Look at it this way. The dwelling rate (how many dwellings we build per 1,000 people) is in long run decline. That’s what this chart here shows:
Despite the recent pick up in approvals, the dwelling rate remains stuck around historic lows. I mean, compare the current rate with where we were back in the 80s and early 90s.
I don’t know exactly what’s to blame – though I suspect zoning, land release and development restrictions have something to do with it. But the fact is Australia just doesn’t build enough houses.
And that, more than anything, is what’s driving this boom. We hear a lot about what’s happening on the demand side – massive buying form the Chinese, self managed super funds etc.
But what’s going on on the Supply side is just as important.
And it’s why I think this boom could be a lot bigger than anything we’ve seen in recent memory.
And with prices on the march again, the market is turning bullish. The mood has shifted when it comes to property.

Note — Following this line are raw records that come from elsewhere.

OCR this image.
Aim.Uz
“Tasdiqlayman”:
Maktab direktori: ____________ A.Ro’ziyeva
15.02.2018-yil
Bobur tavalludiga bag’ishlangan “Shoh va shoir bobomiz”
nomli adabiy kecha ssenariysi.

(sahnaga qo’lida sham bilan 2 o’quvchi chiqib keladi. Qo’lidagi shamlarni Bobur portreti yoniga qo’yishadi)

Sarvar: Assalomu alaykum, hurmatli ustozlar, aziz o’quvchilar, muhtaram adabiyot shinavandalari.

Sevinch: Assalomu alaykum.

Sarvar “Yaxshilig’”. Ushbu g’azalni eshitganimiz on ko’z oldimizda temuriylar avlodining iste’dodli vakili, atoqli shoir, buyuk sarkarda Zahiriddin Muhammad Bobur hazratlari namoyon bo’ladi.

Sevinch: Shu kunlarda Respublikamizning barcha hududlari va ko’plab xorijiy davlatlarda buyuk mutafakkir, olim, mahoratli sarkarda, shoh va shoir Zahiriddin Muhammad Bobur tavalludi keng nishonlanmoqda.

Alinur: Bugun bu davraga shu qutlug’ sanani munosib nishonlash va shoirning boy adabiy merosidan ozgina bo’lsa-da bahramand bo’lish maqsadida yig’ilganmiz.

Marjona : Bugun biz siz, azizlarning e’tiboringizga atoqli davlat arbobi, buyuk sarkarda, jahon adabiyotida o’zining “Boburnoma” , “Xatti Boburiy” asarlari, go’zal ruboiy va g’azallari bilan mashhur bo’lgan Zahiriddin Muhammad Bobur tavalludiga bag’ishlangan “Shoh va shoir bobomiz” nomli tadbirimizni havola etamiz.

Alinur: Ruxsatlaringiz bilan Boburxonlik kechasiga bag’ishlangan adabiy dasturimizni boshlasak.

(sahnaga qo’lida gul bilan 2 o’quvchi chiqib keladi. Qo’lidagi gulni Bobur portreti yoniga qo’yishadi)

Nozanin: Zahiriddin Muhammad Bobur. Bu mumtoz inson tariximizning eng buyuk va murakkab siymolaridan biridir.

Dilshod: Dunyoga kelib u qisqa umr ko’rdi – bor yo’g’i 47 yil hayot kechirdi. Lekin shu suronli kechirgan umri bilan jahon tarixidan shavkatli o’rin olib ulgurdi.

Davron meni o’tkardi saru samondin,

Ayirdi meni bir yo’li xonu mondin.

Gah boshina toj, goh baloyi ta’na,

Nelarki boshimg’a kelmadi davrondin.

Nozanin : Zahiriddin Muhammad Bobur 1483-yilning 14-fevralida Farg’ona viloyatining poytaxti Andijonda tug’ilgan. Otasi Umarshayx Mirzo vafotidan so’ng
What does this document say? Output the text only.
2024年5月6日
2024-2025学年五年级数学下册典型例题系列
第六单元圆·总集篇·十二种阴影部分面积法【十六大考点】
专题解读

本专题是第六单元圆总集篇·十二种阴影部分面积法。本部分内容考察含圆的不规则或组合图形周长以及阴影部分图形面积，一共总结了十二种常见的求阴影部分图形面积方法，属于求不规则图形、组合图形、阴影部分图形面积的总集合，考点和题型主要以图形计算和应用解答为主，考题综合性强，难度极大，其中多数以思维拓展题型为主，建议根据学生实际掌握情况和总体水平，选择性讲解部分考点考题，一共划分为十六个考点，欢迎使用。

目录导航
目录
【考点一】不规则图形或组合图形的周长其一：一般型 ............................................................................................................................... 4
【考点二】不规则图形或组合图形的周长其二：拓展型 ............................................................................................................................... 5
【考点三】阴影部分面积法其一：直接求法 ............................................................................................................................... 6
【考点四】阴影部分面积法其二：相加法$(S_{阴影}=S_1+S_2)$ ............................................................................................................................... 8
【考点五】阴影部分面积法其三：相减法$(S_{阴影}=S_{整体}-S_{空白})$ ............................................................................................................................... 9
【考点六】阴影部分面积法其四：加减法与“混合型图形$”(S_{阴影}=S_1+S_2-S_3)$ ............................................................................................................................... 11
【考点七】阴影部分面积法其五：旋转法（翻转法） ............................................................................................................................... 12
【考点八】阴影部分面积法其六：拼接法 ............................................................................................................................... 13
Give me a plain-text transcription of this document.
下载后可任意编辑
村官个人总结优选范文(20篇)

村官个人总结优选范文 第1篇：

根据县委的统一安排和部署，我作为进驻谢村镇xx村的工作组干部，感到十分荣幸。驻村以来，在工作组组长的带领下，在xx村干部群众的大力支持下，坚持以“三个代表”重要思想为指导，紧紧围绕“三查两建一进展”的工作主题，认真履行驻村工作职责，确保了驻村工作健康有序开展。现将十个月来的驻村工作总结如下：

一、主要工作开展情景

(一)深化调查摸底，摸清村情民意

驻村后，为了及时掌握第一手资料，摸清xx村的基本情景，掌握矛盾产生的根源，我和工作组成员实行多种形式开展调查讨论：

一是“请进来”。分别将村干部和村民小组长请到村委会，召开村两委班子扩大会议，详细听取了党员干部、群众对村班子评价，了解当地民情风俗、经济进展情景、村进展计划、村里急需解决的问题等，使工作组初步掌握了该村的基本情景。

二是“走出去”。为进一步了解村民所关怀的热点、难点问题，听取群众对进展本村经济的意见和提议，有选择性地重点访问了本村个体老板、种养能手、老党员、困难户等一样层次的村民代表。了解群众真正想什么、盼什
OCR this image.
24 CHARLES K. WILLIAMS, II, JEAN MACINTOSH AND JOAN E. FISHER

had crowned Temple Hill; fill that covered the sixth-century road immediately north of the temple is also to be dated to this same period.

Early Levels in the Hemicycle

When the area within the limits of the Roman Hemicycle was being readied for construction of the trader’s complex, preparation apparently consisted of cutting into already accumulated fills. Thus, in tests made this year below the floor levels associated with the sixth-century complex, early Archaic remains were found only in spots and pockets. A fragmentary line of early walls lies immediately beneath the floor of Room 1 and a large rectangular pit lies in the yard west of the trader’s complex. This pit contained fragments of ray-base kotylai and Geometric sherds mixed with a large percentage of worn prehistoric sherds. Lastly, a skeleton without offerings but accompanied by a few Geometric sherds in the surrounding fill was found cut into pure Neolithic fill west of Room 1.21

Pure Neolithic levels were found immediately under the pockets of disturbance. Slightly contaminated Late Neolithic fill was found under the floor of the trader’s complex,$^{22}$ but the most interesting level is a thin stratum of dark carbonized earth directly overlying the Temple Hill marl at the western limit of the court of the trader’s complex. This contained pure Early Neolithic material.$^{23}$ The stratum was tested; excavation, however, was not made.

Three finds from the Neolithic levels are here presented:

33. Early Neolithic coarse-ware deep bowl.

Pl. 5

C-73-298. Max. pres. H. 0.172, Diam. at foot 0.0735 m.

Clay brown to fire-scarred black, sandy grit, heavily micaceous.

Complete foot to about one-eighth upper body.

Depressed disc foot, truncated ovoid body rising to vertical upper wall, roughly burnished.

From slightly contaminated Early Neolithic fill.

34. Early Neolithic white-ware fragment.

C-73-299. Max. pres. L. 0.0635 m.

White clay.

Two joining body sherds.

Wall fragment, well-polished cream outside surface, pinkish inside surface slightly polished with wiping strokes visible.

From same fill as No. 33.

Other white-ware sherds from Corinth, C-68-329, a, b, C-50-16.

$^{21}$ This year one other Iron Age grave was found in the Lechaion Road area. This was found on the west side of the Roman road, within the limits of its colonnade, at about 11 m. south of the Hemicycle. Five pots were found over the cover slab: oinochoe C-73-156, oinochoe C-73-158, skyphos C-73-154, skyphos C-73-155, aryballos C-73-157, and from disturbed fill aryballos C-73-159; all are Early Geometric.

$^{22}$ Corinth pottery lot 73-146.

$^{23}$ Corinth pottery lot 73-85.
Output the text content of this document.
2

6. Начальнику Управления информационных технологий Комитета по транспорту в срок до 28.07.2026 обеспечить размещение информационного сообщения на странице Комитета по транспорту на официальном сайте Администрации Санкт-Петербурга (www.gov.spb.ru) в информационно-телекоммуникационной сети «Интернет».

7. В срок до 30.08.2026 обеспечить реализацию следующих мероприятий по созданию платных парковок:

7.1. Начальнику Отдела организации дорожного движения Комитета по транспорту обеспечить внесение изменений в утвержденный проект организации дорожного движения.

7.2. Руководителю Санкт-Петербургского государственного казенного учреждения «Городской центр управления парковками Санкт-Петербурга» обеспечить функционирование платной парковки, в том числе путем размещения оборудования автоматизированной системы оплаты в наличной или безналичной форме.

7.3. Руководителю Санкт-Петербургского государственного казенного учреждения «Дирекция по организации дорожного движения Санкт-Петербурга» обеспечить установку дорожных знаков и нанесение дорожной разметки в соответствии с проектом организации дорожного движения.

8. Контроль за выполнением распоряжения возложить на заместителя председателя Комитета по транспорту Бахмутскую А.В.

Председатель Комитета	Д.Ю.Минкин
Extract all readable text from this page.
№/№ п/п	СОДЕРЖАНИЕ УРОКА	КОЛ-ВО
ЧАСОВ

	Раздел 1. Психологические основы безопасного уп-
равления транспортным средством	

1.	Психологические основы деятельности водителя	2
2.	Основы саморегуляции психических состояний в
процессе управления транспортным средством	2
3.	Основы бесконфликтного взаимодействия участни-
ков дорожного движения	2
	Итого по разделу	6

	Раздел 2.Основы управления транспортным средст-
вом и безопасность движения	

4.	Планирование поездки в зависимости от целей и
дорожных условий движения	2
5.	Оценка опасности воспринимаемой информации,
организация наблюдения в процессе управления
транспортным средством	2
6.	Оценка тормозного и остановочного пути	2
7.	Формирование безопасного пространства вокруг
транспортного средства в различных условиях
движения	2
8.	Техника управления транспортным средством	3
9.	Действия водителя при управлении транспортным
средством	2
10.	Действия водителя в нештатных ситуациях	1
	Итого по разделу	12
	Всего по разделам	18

Take a look at this chart here. This comes from The Westpac-Melbourne Institute household survey. They ask respondents where the wisest place to put new savings is.
What it shows is that in recent months, for the first time since the GFC, a greater share of people think putting money into real estate and equities is wiser than (risk-free) deposits.
So what do we make of this? Well, first of all it explains why we can expect to see prices keep on charging ahead over the medium term. The market’s got momentum.
But it also means that your opportunities to ‘buy at the bottom’ are drying up. Everyone is tuning into the amazing returns that the property market is offering up.
If you don’t want to invest with the herd (never a winning strategy in the long run) then my tip is you want to be pulling the trigger pretty soon.
The biggest boom in 18 years is in full effect.